Since the method calculated XCF between incoming and outgoing traffic intensity, as well as in the training phase and in the evaluation phase, it is hard to obtain appropriate data for comparative evaluation with other methods. For example, well-known datasets such as KDD’99 do not fit the purpose of comparative testing because they do not provide data for training of the developed method. That is why there is no comparison with other methods and approaches.
Moreover, the method requires training for a specific web server, and the trained classifier possibly will not work properly with other web servers or with the same web server with different hardware and software components. Such an unexpected and somewhat strange behavior specializes the application of the method to the systems with fixed functionality and the absence of changes in the configuration for long periods. A good subject for potential applications of the developed method is a hardware appliance such as a dedicated server with rare maintenance or an IoT device with an appropriate use case scenario.
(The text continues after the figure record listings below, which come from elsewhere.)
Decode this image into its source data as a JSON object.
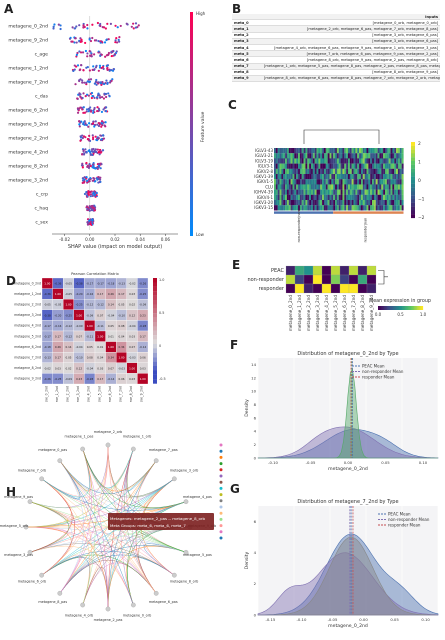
{
  "panels": {
    "A": "A",
    "B": "B",
    "C": "C",
    "D": "D",
    "E": "E",
    "F": "F",
    "G": "G",
    "H": "H"
  },
  "panel_a": {
    "features": [
      "metagene_0_2nd",
      "metagene_9_2nd",
      "c_age",
      "metagene_1_2nd",
      "metagene_7_2nd",
      "c_das",
      "metagene_6_2nd",
      "metagene_5_2nd",
      "metagene_2_2nd",
      "metagene_4_2nd",
      "metagene_8_2nd",
      "metagene_3_2nd",
      "c_crp",
      "c_haq",
      "c_sex"
    ],
    "x_ticks": [
      "-0.02",
      "0.00",
      "0.02",
      "0.04",
      "0.06"
    ],
    "xlabel": "SHAP value (impact on model output)",
    "colorbar_label": "Feature value",
    "high": "High",
    "low": "Low"
  },
  "panel_b": {
    "header": "Inputs",
    "rows": [
      {
        "k": "meta_0",
        "v": "[metagene_0_orb, metagene_0_orb]"
      },
      {
        "k": "meta_1",
        "v": "[metagene_2_orb, metagene_6_pas, metagene_7_orb, metagene_8_pas]"
      },
      {
        "k": "meta_2",
        "v": "[metagene_3_orb, metagene_6_pas]"
      },
      {
        "k": "meta_3",
        "v": "[metagene_3_orb, metagene_6_pas]"
      },
      {
        "k": "meta_4",
        "v": "[metagene_4_orb, metagene_6_pas, metagene_9_pas, metagene_1_orb, metagene_3_pas]"
      },
      {
        "k": "meta_5",
        "v": "[metagene_7_orb, metagene_6_pas, metagene_9_pas, metagene_2_pas]"
      },
      {
        "k": "meta_6",
        "v": "[metagene_8_orb, metagene_9_pas, metagene_2_pas, metagene_8_orb]"
      },
      {
        "k": "meta_7",
        "v": "[metagene_1_orb, metagene_5_pas, metagene_8_pas, metagene_2_pas, metagene_8_pas, metagene_3_pas]"
      },
      {
        "k": "meta_8",
        "v": "[metagene_8_orb, metagene_9_pas]"
      },
      {
        "k": "meta_9",
        "v": "[metagene_8_orb, metagene_6_pas, metagene_8_pas, metagene_7_orb, metagene_2_orb, metagene_9_orb]"
      }
    ]
  },
  "panel_c": {
    "row_labels": [
      "IGLV3-43",
      "IGLV3-21",
      "IGLV3-19",
      "IGLV3-1",
      "IGKV2-8",
      "IGKV1-39",
      "IGKV1-5",
      "CLU",
      "IGHV4-39",
      "IGKV4-1",
      "IGKV3-20",
      "IGKV3-15"
    ],
    "col_labels": [
      "non-responder|nan",
      "responder|nan"
    ],
    "xlabel": "batch2",
    "colorbar_ticks": [
      "2",
      "1",
      "0",
      "−1",
      "−2"
    ]
  },
  "panel_d": {
    "title": "Pearson Correlation Matrix",
    "labels": [
      "metagene_0_2nd",
      "metagene_1_2nd",
      "metagene_2_2nd",
      "metagene_3_2nd",
      "metagene_4_2nd",
      "metagene_5_2nd",
      "metagene_6_2nd",
      "metagene_7_2nd",
      "metagene_8_2nd",
      "metagene_9_2nd"
    ],
    "matrix": [
      [
        1.0,
        -0.36,
        -0.05,
        -0.38,
        -0.17,
        -0.17,
        -0.18,
        -0.13,
        -0.02,
        -0.26
      ],
      [
        -0.36,
        1.0,
        -0.05,
        -0.2,
        -0.16,
        0.17,
        0.26,
        0.17,
        0.03,
        -0.25
      ],
      [
        -0.05,
        -0.05,
        1.0,
        -0.25,
        -0.12,
        -0.12,
        0.14,
        0.05,
        0.02,
        -0.09
      ],
      [
        -0.38,
        -0.2,
        -0.25,
        1.0,
        -0.09,
        0.07,
        -0.04,
        -0.1,
        0.12,
        0.23
      ],
      [
        -0.17,
        -0.16,
        -0.12,
        -0.09,
        1.0,
        -0.11,
        0.05,
        0.08,
        -0.04,
        -0.28
      ],
      [
        -0.17,
        0.17,
        -0.12,
        0.07,
        -0.11,
        1.0,
        0.01,
        0.04,
        0.03,
        0.17
      ],
      [
        -0.18,
        0.26,
        0.14,
        -0.04,
        0.05,
        0.01,
        1.0,
        0.34,
        0.07,
        -0.14
      ],
      [
        -0.13,
        0.17,
        0.05,
        -0.1,
        0.08,
        0.04,
        0.34,
        1.0,
        -0.03,
        0.06
      ],
      [
        -0.02,
        0.03,
        0.02,
        0.12,
        -0.04,
        0.03,
        0.07,
        -0.03,
        1.0,
        0.03
      ],
      [
        -0.26,
        -0.25,
        -0.09,
        0.23,
        -0.28,
        0.17,
        -0.14,
        0.06,
        0.03,
        1.0
      ]
    ],
    "colorbar_ticks": [
      "1.0",
      "0.5",
      "0",
      "-0.5"
    ]
  },
  "panel_e": {
    "rows": [
      "PEAC",
      "non-responder",
      "responder"
    ],
    "cols": [
      "metagene_0_2nd",
      "metagene_1_2nd",
      "metagene_2_2nd",
      "metagene_3_2nd",
      "metagene_4_2nd",
      "metagene_5_2nd",
      "metagene_6_2nd",
      "metagene_7_2nd",
      "metagene_8_2nd",
      "metagene_9_2nd"
    ],
    "values": [
      [
        0.1,
        0.6,
        0.5,
        0.9,
        0.0,
        0.9,
        0.1,
        0.9,
        0.1,
        0.9
      ],
      [
        0.9,
        0.2,
        0.0,
        1.0,
        0.0,
        0.8,
        0.2,
        0.0,
        0.6,
        0.0
      ],
      [
        0.0,
        1.0,
        0.1,
        0.0,
        1.0,
        0.0,
        1.0,
        1.0,
        0.0,
        0.1
      ]
    ],
    "legend_title": "Mean expression in group",
    "legend_ticks": [
      "0.0",
      "0.5",
      "1.0"
    ]
  },
  "panel_f": {
    "title": "Distribution of metagene_0_2nd by Type",
    "xlabel": "metagene_0_2nd",
    "ylabel": "Density",
    "legend": [
      "PEAC Mean",
      "non-responder Mean",
      "responder Mean"
    ],
    "x_ticks": [
      "-0.10",
      "-0.05",
      "0.00",
      "0.05",
      "0.10"
    ],
    "y_ticks": [
      "0",
      "2",
      "4",
      "6",
      "8",
      "10",
      "12",
      "14"
    ]
  },
  "panel_g": {
    "title": "Distribution of metagene_7_2nd by Type",
    "xlabel": "metagene_0_2nd",
    "ylabel": "Density",
    "legend": [
      "PEAC Mean",
      "non-responder Mean",
      "responder Mean"
    ],
    "x_ticks": [
      "-0.15",
      "-0.10",
      "-0.05",
      "0.00",
      "0.05",
      "0.10"
    ],
    "y_ticks": [
      "0",
      "2",
      "4",
      "6"
    ]
  },
  "panel_h": {
    "tooltip_line1": "Metagenes: metagene_2_pas -- metagene_8_orb",
    "tooltip_line2": "Meta Groups: meta_6, meta_6, meta_7",
    "nodes": [
      "metagene_2_orb",
      "metagene_1_orb",
      "metagene_7_pas",
      "metagene_3_orb",
      "metagene_4_pas",
      "metagene_9_orb",
      "metagene_5_pas",
      "metagene_8_orb",
      "metagene_6_pas",
      "metagene_0_orb",
      "metagene_2_pas",
      "metagene_4_orb",
      "metagene_8_pas",
      "metagene_6_orb",
      "metagene_3_pas",
      "metagene_5_orb",
      "metagene_9_pas",
      "metagene_7_orb",
      "metagene_0_pas",
      "metagene_1_pas"
    ]
  },
  "colors": {
    "shap_high": "#ff0052",
    "shap_low": "#008bfb",
    "peac": "#4c72b0",
    "nonresp": "#8172b2",
    "resp": "#c44e52",
    "green_mean": "#55a868"
  }
}
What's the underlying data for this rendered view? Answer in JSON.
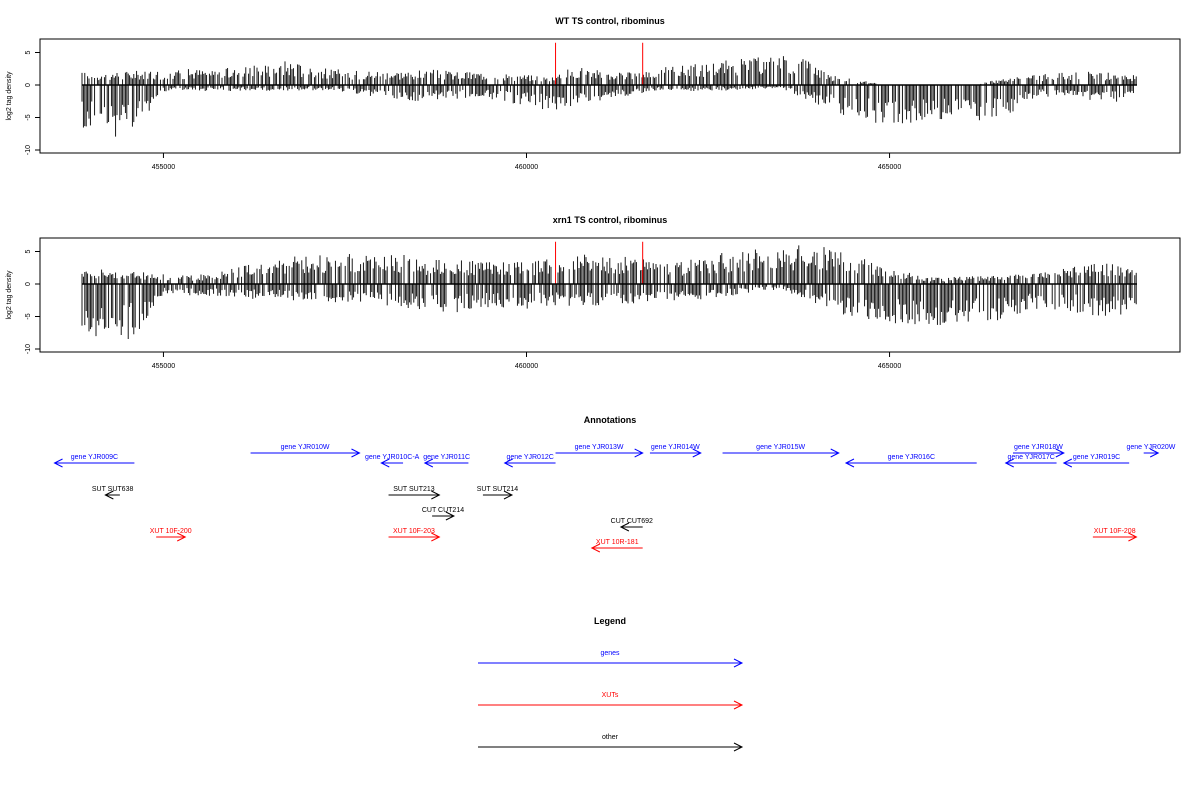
{
  "tracks_title_1": "WT TS control, ribominus",
  "tracks_title_2": "xrn1 TS control, ribominus",
  "chart_data": [
    {
      "type": "bar",
      "title": "WT TS control, ribominus",
      "xlabel": "",
      "ylabel": "log2 tag density",
      "xlim": [
        453300,
        469000
      ],
      "ylim": [
        -10,
        7
      ],
      "x_ticks": [
        455000,
        460000,
        465000
      ],
      "x_tick_labels": [
        "455000",
        "460000",
        "465000"
      ],
      "y_ticks": [
        -10,
        -5,
        0,
        5
      ],
      "y_tick_labels": [
        "-10",
        "-5",
        "0",
        "5"
      ],
      "grid": false,
      "series": [
        {
          "strand": "plus",
          "color": "#000000",
          "x": [
            453400,
            455400,
            456100,
            456400,
            456700,
            457000,
            457300,
            457700,
            458200,
            458700,
            459100,
            459500,
            460300,
            460700,
            461100,
            461500,
            461900,
            462300,
            462700,
            463100,
            463500,
            463900,
            464200,
            465000,
            466000,
            467000,
            467800,
            468400,
            468900
          ],
          "values": [
            1.8,
            2.5,
            2.7,
            3.3,
            3.9,
            3.0,
            2.5,
            2.3,
            2.2,
            2.4,
            2.0,
            2.1,
            1.3,
            3.0,
            2.0,
            2.1,
            3.0,
            3.2,
            3.9,
            4.2,
            4.6,
            4.1,
            1.5,
            0.0,
            0.0,
            1.6,
            2.2,
            1.5,
            1.6
          ]
        },
        {
          "strand": "minus",
          "color": "#000000",
          "x": [
            453400,
            453700,
            454000,
            454400,
            454700,
            455000,
            457300,
            458000,
            458400,
            458900,
            459400,
            459900,
            460300,
            461800,
            462500,
            463500,
            464500,
            465000,
            465500,
            466000,
            466500,
            467000,
            467500,
            468000,
            468600
          ],
          "values": [
            -7.5,
            -6.5,
            -7.0,
            -8.5,
            -6.0,
            -1.0,
            -0.8,
            -2.0,
            -2.5,
            -2.2,
            -2.0,
            -3.0,
            -4.0,
            -0.8,
            -1.0,
            -0.5,
            -5.5,
            -6.5,
            -6.0,
            -5.5,
            -5.8,
            -2.0,
            -1.5,
            -3.0,
            -1.0
          ]
        },
        {
          "strand": "marker",
          "color": "#ff0000",
          "x": [
            460400,
            461600
          ],
          "values": [
            6.5,
            6.5
          ]
        }
      ]
    },
    {
      "type": "bar",
      "title": "xrn1 TS control, ribominus",
      "xlabel": "",
      "ylabel": "log2 tag density",
      "xlim": [
        453300,
        469000
      ],
      "ylim": [
        -10,
        7
      ],
      "x_ticks": [
        455000,
        460000,
        465000
      ],
      "x_tick_labels": [
        "455000",
        "460000",
        "465000"
      ],
      "y_ticks": [
        -10,
        -5,
        0,
        5
      ],
      "y_tick_labels": [
        "-10",
        "-5",
        "0",
        "5"
      ],
      "grid": false,
      "series": [
        {
          "strand": "plus",
          "color": "#000000",
          "x": [
            453400,
            455200,
            455600,
            456200,
            456600,
            457000,
            457400,
            457800,
            458200,
            458700,
            459200,
            459600,
            460300,
            460700,
            461100,
            461500,
            461900,
            462300,
            462700,
            463100,
            463500,
            463900,
            464200,
            465500,
            466500,
            467200,
            467800,
            468300,
            468900
          ],
          "values": [
            3.2,
            1.3,
            1.5,
            3.4,
            4.2,
            4.6,
            4.8,
            4.4,
            4.8,
            3.8,
            3.6,
            3.3,
            3.8,
            4.8,
            4.2,
            4.4,
            3.0,
            3.9,
            4.9,
            5.4,
            5.9,
            6.0,
            5.5,
            1.0,
            1.3,
            2.0,
            3.5,
            2.8,
            4.8
          ]
        },
        {
          "strand": "minus",
          "color": "#000000",
          "x": [
            453400,
            453700,
            454000,
            454400,
            454700,
            455000,
            457000,
            458200,
            458600,
            459000,
            459400,
            459900,
            462500,
            463500,
            464600,
            465000,
            465500,
            466000,
            466500,
            467000,
            467500,
            468000,
            468600
          ],
          "values": [
            -7.0,
            -6.5,
            -8.0,
            -9.5,
            -7.0,
            -1.5,
            -2.8,
            -3.5,
            -4.0,
            -4.5,
            -3.8,
            -4.0,
            -2.3,
            -0.8,
            -5.8,
            -6.5,
            -6.5,
            -6.0,
            -6.0,
            -4.0,
            -4.5,
            -5.0,
            -4.0
          ]
        },
        {
          "strand": "marker",
          "color": "#ff0000",
          "x": [
            460400,
            461600
          ],
          "values": [
            6.5,
            6.5
          ]
        }
      ]
    }
  ],
  "annotations": {
    "title": "Annotations",
    "items": [
      {
        "label": "gene YJR009C",
        "start": 454600,
        "end": 453500,
        "row": 2,
        "kind": "gene"
      },
      {
        "label": "gene YJR010W",
        "start": 456200,
        "end": 457700,
        "row": 1,
        "kind": "gene"
      },
      {
        "label": "gene YJR010C-A",
        "start": 458300,
        "end": 458000,
        "row": 2,
        "kind": "gene"
      },
      {
        "label": "gene YJR011C",
        "start": 459200,
        "end": 458600,
        "row": 2,
        "kind": "gene"
      },
      {
        "label": "gene YJR012C",
        "start": 460400,
        "end": 459700,
        "row": 2,
        "kind": "gene"
      },
      {
        "label": "gene YJR013W",
        "start": 460400,
        "end": 461600,
        "row": 1,
        "kind": "gene"
      },
      {
        "label": "gene YJR014W",
        "start": 461700,
        "end": 462400,
        "row": 1,
        "kind": "gene"
      },
      {
        "label": "gene YJR015W",
        "start": 462700,
        "end": 464300,
        "row": 1,
        "kind": "gene"
      },
      {
        "label": "gene YJR016C",
        "start": 466200,
        "end": 464400,
        "row": 2,
        "kind": "gene"
      },
      {
        "label": "gene YJR017C",
        "start": 467300,
        "end": 466600,
        "row": 2,
        "kind": "gene"
      },
      {
        "label": "gene YJR018W",
        "start": 466700,
        "end": 467400,
        "row": 1,
        "kind": "gene"
      },
      {
        "label": "gene YJR019C",
        "start": 468300,
        "end": 467400,
        "row": 2,
        "kind": "gene"
      },
      {
        "label": "gene YJR020W",
        "start": 468500,
        "end": 468700,
        "row": 1,
        "kind": "gene"
      },
      {
        "label": "SUT SUT638",
        "start": 454400,
        "end": 454200,
        "row": 3,
        "kind": "other"
      },
      {
        "label": "SUT SUT213",
        "start": 458100,
        "end": 458800,
        "row": 3,
        "kind": "other"
      },
      {
        "label": "SUT SUT214",
        "start": 459400,
        "end": 459800,
        "row": 3,
        "kind": "other"
      },
      {
        "label": "CUT CUT214",
        "start": 458700,
        "end": 459000,
        "row": 4,
        "kind": "other"
      },
      {
        "label": "CUT CUT692",
        "start": 461600,
        "end": 461300,
        "row": 5,
        "kind": "other"
      },
      {
        "label": "XUT 10F-200",
        "start": 454900,
        "end": 455300,
        "row": 6,
        "kind": "xut"
      },
      {
        "label": "XUT 10F-203",
        "start": 458100,
        "end": 458800,
        "row": 6,
        "kind": "xut"
      },
      {
        "label": "XUT 10R-181",
        "start": 461600,
        "end": 460900,
        "row": 7,
        "kind": "xut"
      },
      {
        "label": "XUT 10F-208",
        "start": 467800,
        "end": 468400,
        "row": 6,
        "kind": "xut"
      }
    ]
  },
  "legend": {
    "title": "Legend",
    "entries": [
      {
        "label": "genes",
        "color": "#0000ff"
      },
      {
        "label": "XUTs",
        "color": "#ff0000"
      },
      {
        "label": "other",
        "color": "#000000"
      }
    ]
  },
  "colors": {
    "gene": "#0000ff",
    "xut": "#ff0000",
    "other": "#000000",
    "marker": "#ff0000"
  }
}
A summary of the imaginable disadvantages of the developed method is listed below:
multiple simultaneous requests can be classified as false positive if such a case were not included in the training dataset;
complex dynamic processing of requests in distributed and multi-tier network services makes the server’s response to the same request unpredictable and therefore may lead to false positives;
all changes in server’s hardware and software (including configuration settings) that may modify the performance will change the dynamics of the request-response and inevitably require training the classifier from scratch to prevent numerous false positives;
simultaneous work of extraneous tasks with noticeable performance impact that do not correlate with processing requests (system administration activity, OS logging, antivirus, DB backup, scheduled tasks, etc.) make the classification quality worse;
an attack giving a dynamic response of the server, similar to one of the normal ones, will be missed;
the detected anomaly cannot be automatically identified in opposition to signature methods for attack detection.
The significant level of false negative errors for flood attacks clearly means that some events will be missed by the detection system. Let us discuss whether this is important or not. It should be noted that new events after the first anomaly detection do not seem very informative, because they characterize the same attack, and the first anomaly detection should attract the attention of the system administrator well enough. The following events are just duplicates of the first one. If some of the following events were missed, this should not change the resulting efficiency of the detection system. In real-world IDSand threat intelligence systems duplicated detection events of the same attack are packed together, otherwise they would fill the dashboard with useless information. That is why we think that the delay of the flood attack detection is more important than the level of false negative errors after the first detection of the anomaly.
Our investigations allows us to highlight several proven and potential advantages:
high quality of attack detection for a relatively simple web server;
independence from expert labeling to train the classifier;
no need for the classifier update until there are significant changes in the web server;
capable of detecting several types of attacks and sensitive to zero-day attacks;
simple algorithms and low resource consumption for lightweight implementation;
applicable for all network protocols and capable of working with encrypted traffic.